Most of the stunts are real, Miller only rarely resorting to CGI, and the madness of the physical execution is evident on the screen. Miller also makes sure to drop in a not insubstantial amount of mean humour amidst all the violence, with the chain connecting Max and Nux used a great prop to complicate the early battle skirmishes. Within Immortan Joe's army vehicles, a tireless heavy metal guitarist and a troop of drummers provide an insanely funny soundtrack of death.

In the few context-setting scenes and even fewer lines of dialogue, the premise is sketched in with sufficient details to bring the story to life. The Citadel is an old fashioned dictatorship with an unhinged ruler who wields control by manipulating natural resources, while lining up his sons as his successors. Immortan Joe has a harem and slaves at his disposal, and is worshipped as a deity. His pale faced War Boys seek death in battle as their most glorious contribution to their ruler. In short, Miller looks at the future and finds a simple extrapolation of the past and the present.

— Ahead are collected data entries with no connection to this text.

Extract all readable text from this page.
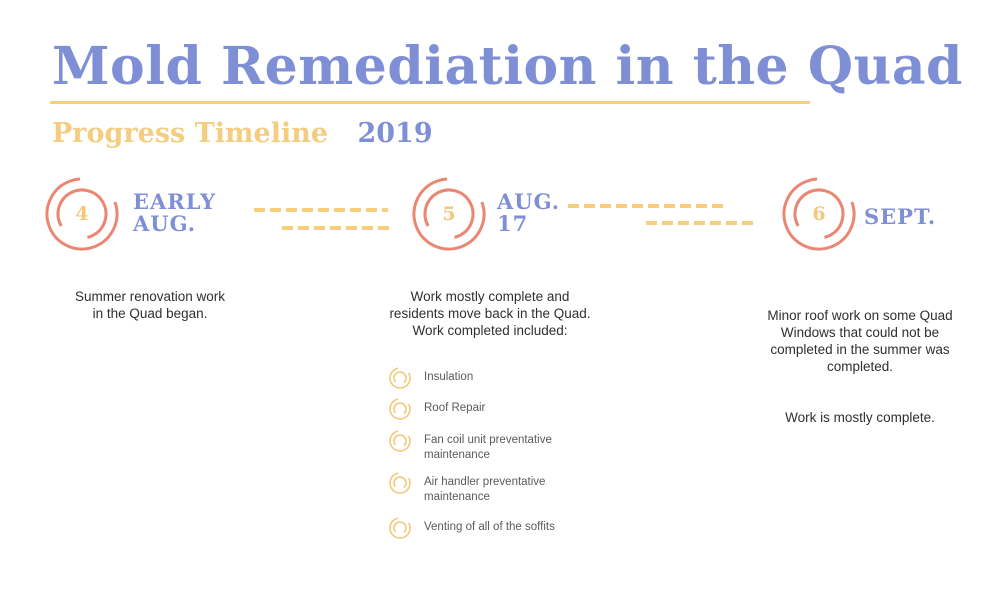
Mold Remediation in the Quad
Progress Timeline 2019
4	EARLY
AUG.	5	AUG.
17	6	SEPT.
Summer renovation work
in the Quad began.
Work mostly complete and
residents move back in the Quad.
Work completed included:

Minor roof work on some Quad
Windows that could not be
completed in the summer was
completed.

Work is mostly complete.

Insulation
Roof Repair
Fan coil unit preventative
maintenance
Air handler preventative
maintenance
Venting of all of the soffits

Furiosa was born in the Green Place but was captured at a young age and grew up at the Citadel, and now carries the weight of guilt for having helped Joe consolidate his power. Somewhere along the line, she also lost an arm, but that would never slow her down. Max, meanwhile, is still suffering living nightmares due to his past failures, and just wants to be alone. Mad Max: Fury Road is ultimately more about Furiosa than Max, and Charlize Theron carves out a performance full of grim determination, worthy of facing down the worst that the dystopian future can throw at her.

A crazily ambitious project, Mad Max: Fury Road ranks among the grandest, most thrilling vehicular mayhem movies of all time.